Other requirements are outright offensive: as of this writing, Cingular, Sprint/Nextel, T-Mobile and Verizon all prohibit charities from raising money through their Premium SMS services. Too bad for the United Way, Greenpeace, and the Red Cross.

Some carriers also have “decency” restrictions that are so silly and restrictive that they make the production code that governed movies between 1934 and 1967 seem quaint. Verizon is the worst offender in this case: It prohibits dating services, images that are suggestive (the same images would be acceptable if aired on prime-time network TV), and any use of”crude” words, including such shockers as “fornicate” and “genital.”

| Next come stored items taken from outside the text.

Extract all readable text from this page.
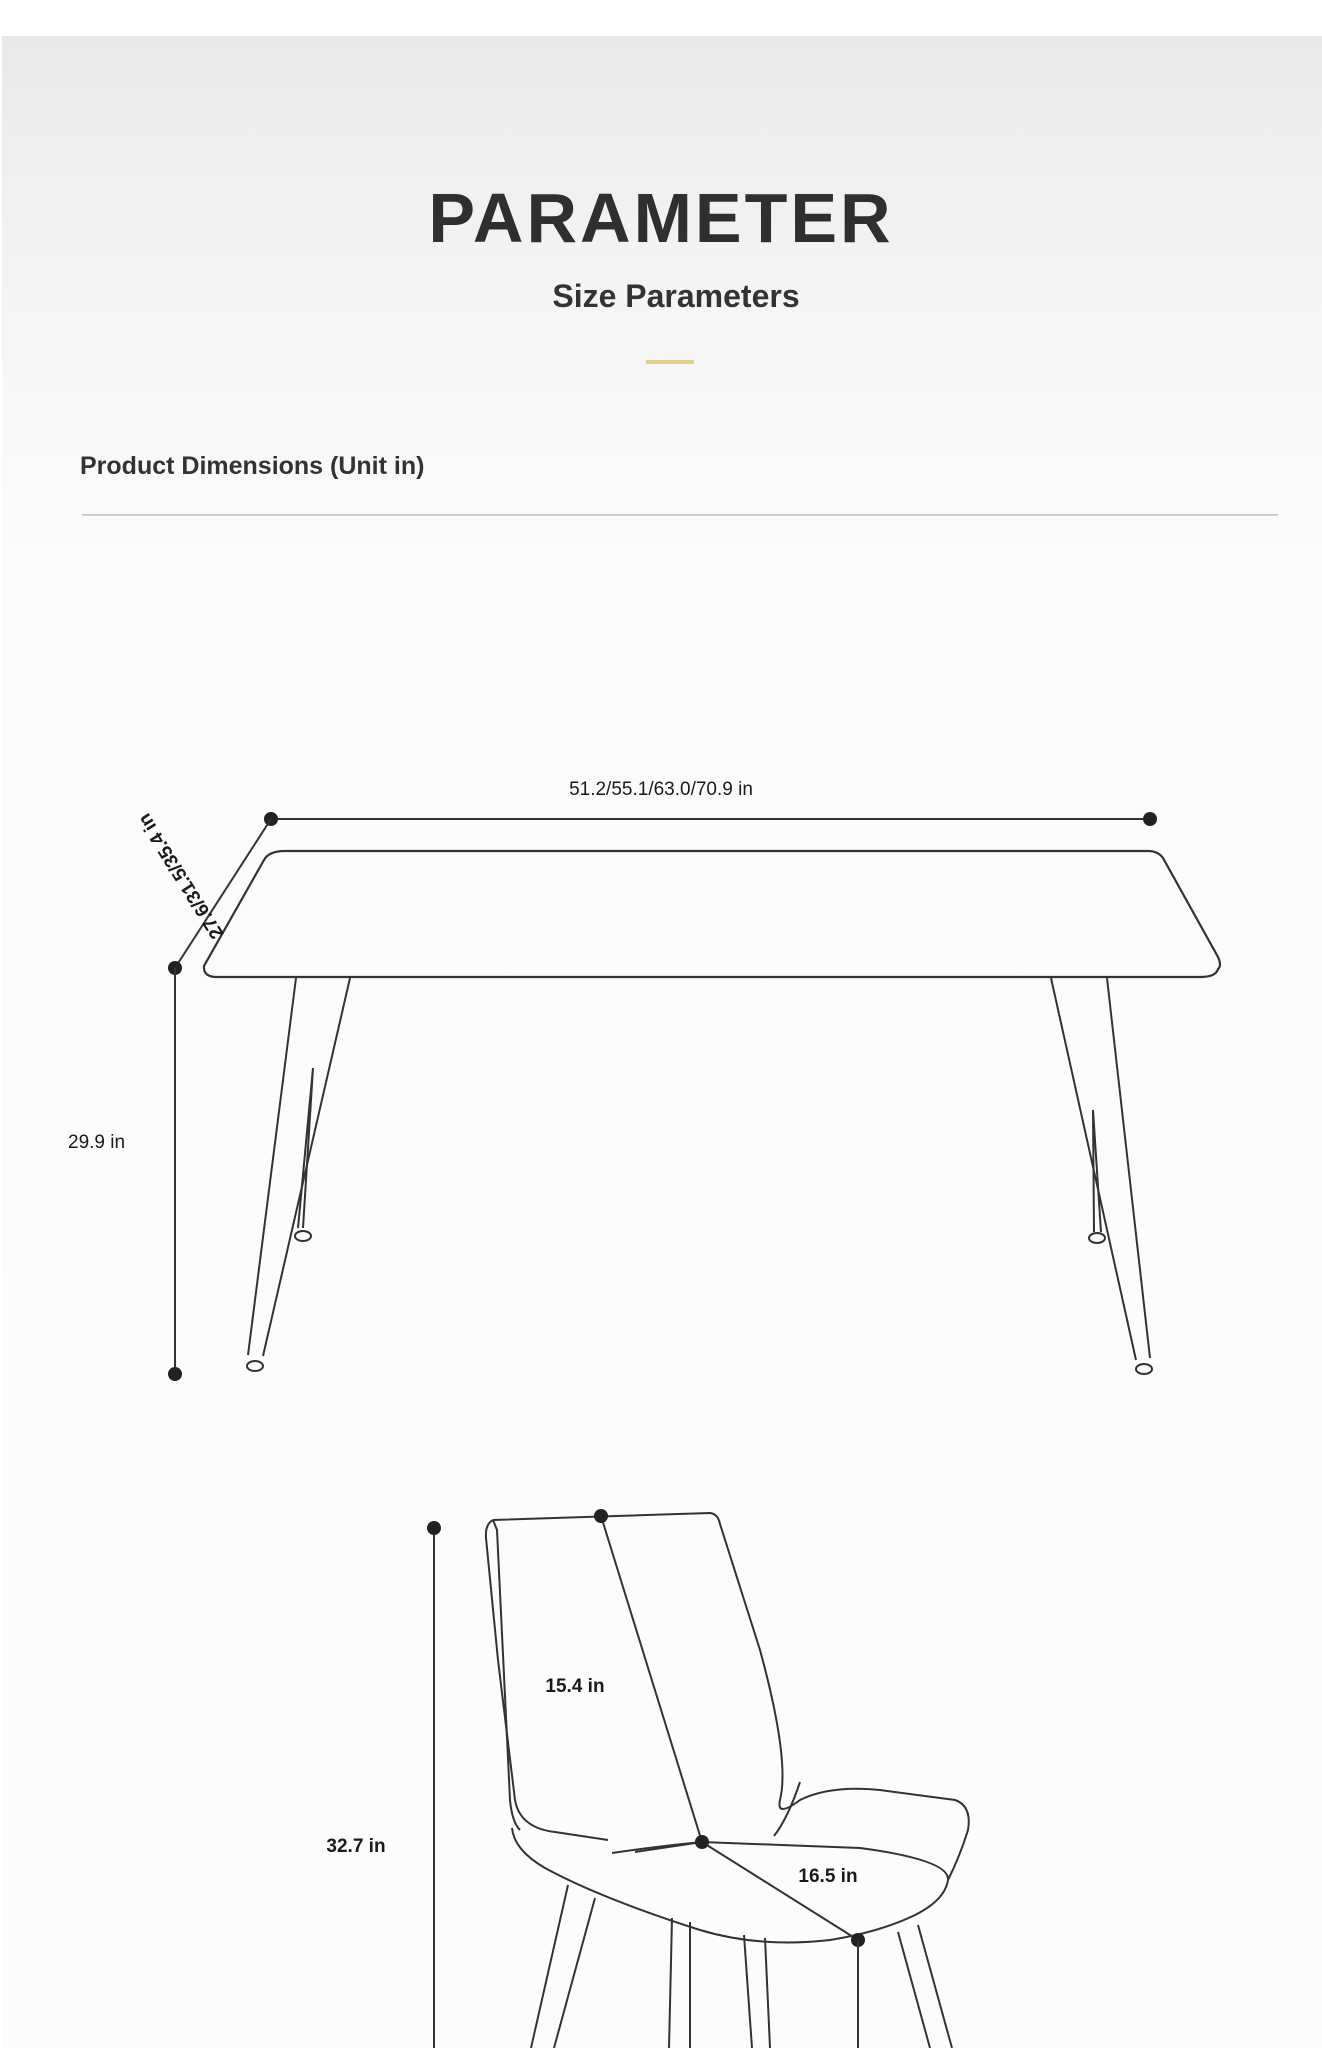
PARAMETER
Size Parameters
Product Dimensions (Unit in)
51.2/55.1/63.0/70.9 in
27.6/31.5/35.4 in
29.9 in
15.4 in
16.5 in
32.7 in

After you make your application compliant to the carriers’ requirements, you wait weeks or months for the carriers to approve it, and jump through more hoops if they reject your application, which they can do for any or no reason.

I don’t think you have to be a socialist to think that this is kind of appalling. It’s indisputably true that the explosion of innovation we see on the Web is due in large part to the incredibly low barriers to entry we see there. Although there may be technical obstacles to making the barriers to entry in the phone software market quite as low as they are on the web, it seems pretty clear that there’s some room for improvement.

One of the most appalling problems documented in the report—and one that I think libertarians ought to be quite comfortable supporting government action to stop—is Verizon’s habit of advertising “unlimited” Internet access when in fact what they offer is crippled Internet access (web and email only) with a restrictive bandwidth cap. Verizon should be free to offer crippled Internet access if they want to, but they should clearly advertise it as such. At least if Wu’s description of Verizon’s marketing practices is to believed, I’d say that borders on fraud, and combatting fraud is something that every libertarian agrees is a legitimate function of government.